Gekidnappter Unternehmersohn Mutmaßlicher Würth-Entführer angeklagt

Im Sommer 2015 wurde der Sohn des Unternehmers Reinhold Würth entführt. Nun hat die Staatsanwaltschaft Gießen gegen den mutmaßlichen Kidnapper Anklage erhoben.

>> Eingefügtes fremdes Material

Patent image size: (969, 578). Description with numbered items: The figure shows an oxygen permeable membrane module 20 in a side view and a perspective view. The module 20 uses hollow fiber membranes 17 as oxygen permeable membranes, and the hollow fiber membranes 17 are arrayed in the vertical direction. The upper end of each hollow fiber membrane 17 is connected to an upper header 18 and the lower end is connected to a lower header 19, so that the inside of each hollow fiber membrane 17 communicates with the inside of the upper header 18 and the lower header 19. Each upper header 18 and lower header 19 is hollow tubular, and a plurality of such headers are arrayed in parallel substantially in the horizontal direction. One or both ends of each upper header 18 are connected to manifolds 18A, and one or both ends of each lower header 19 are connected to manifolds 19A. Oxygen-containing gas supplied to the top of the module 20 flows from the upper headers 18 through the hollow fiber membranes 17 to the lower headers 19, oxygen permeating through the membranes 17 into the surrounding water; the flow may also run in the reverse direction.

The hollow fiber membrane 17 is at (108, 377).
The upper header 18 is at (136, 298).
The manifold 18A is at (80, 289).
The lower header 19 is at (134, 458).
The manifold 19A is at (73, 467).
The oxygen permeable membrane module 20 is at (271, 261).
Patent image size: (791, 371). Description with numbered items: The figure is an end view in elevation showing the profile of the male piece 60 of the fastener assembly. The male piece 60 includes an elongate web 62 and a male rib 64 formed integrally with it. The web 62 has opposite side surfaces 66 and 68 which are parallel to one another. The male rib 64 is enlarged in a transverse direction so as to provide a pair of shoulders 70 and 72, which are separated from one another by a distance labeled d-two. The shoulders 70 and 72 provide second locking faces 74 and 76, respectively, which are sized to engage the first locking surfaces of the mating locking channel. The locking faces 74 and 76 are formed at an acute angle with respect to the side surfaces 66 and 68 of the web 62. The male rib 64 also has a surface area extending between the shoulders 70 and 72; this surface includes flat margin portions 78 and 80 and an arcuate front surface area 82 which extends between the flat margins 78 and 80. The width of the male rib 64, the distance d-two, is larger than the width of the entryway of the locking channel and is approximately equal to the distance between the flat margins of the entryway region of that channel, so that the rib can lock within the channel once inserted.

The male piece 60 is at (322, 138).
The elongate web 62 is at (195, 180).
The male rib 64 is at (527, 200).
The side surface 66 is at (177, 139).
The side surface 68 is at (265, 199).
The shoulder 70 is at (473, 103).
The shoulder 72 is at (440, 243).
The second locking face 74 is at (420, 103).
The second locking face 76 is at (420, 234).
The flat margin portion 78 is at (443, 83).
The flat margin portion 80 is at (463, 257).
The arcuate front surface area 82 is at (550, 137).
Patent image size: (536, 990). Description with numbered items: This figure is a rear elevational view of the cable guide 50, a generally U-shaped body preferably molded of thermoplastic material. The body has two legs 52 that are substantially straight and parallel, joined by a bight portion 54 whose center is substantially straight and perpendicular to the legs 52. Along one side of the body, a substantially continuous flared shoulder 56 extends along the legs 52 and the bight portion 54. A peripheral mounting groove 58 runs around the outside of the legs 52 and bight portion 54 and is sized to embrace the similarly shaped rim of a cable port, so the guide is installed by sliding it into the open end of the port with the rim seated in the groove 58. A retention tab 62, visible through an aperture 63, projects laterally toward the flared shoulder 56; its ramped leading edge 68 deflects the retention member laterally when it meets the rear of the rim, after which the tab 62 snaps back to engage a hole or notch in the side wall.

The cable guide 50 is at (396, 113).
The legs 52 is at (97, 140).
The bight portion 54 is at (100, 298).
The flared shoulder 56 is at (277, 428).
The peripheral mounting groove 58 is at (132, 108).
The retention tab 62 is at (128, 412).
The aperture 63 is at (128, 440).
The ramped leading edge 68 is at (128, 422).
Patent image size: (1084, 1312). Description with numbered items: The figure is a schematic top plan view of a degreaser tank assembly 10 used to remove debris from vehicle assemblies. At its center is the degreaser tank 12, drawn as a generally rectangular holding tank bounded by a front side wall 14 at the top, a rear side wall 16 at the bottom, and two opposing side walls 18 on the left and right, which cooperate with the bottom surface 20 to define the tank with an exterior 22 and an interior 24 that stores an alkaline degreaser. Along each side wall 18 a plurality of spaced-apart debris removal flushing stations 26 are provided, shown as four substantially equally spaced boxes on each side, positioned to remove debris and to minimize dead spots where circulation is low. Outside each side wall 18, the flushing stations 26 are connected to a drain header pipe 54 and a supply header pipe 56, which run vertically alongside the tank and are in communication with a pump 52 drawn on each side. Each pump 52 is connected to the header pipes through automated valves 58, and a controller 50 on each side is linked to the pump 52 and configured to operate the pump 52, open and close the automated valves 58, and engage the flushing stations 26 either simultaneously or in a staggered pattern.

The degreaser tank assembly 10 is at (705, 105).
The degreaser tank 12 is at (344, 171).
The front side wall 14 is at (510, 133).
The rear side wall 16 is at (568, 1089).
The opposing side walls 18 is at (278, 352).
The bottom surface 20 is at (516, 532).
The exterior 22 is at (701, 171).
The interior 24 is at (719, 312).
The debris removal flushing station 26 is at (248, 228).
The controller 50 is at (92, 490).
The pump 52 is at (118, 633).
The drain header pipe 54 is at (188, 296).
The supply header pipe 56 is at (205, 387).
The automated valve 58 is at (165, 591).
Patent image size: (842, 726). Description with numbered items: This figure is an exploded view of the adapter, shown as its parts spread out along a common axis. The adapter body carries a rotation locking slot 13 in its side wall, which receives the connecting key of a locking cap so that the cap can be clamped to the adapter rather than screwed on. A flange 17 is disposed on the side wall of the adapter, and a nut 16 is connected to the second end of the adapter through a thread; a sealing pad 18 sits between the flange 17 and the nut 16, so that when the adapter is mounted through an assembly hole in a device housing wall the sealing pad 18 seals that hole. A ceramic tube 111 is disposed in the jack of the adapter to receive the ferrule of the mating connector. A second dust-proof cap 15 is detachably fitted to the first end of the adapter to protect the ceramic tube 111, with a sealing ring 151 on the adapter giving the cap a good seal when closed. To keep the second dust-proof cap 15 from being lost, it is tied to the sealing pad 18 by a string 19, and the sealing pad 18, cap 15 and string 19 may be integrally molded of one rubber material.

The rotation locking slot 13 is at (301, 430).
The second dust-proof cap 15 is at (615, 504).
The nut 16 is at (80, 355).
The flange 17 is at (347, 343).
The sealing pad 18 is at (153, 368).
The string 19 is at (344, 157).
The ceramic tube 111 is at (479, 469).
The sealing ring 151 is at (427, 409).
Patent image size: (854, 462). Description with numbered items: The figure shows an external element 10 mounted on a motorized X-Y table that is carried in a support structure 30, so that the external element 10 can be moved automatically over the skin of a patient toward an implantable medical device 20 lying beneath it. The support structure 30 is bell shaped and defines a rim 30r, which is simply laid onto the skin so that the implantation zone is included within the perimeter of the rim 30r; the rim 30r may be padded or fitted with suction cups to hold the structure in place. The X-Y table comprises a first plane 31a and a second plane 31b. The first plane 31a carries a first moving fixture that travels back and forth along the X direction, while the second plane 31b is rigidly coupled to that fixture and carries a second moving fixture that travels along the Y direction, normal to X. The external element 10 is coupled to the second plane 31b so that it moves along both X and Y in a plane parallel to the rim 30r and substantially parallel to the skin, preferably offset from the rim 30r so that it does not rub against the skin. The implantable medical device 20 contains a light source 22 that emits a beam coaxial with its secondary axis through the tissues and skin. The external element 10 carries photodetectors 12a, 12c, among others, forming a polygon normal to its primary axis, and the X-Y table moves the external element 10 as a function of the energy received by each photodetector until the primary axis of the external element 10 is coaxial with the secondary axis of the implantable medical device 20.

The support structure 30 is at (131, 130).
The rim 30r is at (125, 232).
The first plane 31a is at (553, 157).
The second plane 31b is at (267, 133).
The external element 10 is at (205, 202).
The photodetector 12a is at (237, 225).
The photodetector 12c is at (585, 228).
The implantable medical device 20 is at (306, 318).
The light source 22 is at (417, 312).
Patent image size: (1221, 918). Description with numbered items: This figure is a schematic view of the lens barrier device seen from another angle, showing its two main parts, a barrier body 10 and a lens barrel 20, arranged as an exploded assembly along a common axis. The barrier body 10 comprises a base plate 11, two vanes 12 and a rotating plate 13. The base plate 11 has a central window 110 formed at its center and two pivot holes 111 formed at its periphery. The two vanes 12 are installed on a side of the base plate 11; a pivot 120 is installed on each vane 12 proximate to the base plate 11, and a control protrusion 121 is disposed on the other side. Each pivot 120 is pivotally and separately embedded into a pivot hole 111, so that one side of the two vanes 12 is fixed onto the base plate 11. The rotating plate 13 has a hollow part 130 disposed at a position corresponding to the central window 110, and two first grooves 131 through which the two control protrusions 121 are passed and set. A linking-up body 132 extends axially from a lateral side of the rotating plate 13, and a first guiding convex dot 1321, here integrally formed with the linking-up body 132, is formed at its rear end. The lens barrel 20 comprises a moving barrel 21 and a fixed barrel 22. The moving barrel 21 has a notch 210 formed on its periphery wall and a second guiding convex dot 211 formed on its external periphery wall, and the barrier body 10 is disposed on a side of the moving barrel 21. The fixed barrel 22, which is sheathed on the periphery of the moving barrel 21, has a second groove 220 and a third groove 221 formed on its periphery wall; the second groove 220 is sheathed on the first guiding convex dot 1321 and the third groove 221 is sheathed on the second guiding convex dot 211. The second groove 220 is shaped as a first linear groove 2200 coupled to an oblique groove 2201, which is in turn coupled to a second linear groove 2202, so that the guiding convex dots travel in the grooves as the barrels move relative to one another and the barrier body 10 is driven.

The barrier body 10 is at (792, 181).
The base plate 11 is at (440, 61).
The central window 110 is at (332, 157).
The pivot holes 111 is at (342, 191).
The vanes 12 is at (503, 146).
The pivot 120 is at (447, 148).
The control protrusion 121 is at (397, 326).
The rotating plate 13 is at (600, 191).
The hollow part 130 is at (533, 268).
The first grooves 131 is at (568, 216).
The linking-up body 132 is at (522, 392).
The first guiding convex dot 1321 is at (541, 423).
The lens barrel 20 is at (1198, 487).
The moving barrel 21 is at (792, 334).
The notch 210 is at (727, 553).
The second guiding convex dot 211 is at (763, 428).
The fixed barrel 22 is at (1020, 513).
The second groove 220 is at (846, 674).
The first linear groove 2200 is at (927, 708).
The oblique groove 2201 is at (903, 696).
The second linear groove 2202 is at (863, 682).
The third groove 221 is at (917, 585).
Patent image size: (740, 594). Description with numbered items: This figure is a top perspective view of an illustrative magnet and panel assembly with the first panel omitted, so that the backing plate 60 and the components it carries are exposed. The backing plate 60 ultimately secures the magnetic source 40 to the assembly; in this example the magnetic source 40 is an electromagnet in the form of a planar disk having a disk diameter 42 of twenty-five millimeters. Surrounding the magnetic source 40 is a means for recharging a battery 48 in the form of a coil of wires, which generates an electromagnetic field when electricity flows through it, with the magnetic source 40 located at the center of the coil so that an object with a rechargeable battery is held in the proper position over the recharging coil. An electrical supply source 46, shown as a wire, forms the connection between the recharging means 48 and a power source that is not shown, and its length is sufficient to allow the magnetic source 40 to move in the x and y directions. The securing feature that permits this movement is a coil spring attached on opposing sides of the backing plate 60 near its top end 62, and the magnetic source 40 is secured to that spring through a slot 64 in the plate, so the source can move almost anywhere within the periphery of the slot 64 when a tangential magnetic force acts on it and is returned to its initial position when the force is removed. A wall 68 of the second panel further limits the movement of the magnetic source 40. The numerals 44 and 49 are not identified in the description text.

"Hofgut Sassen" in Schlitz (Archiv)
DPA

"Hofgut Sassen" in Schlitz (Archiv)


Drei Jahre nach der Entführung von Milliardärssohn Markus Würth hat die Staatsanwaltschaft den Tatverdächtigen angeklagt. Die Ermittler werfen dem 48-Jährigen erpresserischen Menschenraub vor. Nun muss das Landgericht Gießen entscheiden, ob und wann der Prozess eröffnet wird.

Dem in Untersuchungshaft sitzenden Mann droht eine Freiheitsstrafe von bis zu 15 Jahren. Er soll im Juni 2015 den behinderten Sohn des baden-württembergischen Unternehmers Reinhold Würth im osthessischen Schlitz entführt und drei Millionen Euro Lösegeld gefordert haben.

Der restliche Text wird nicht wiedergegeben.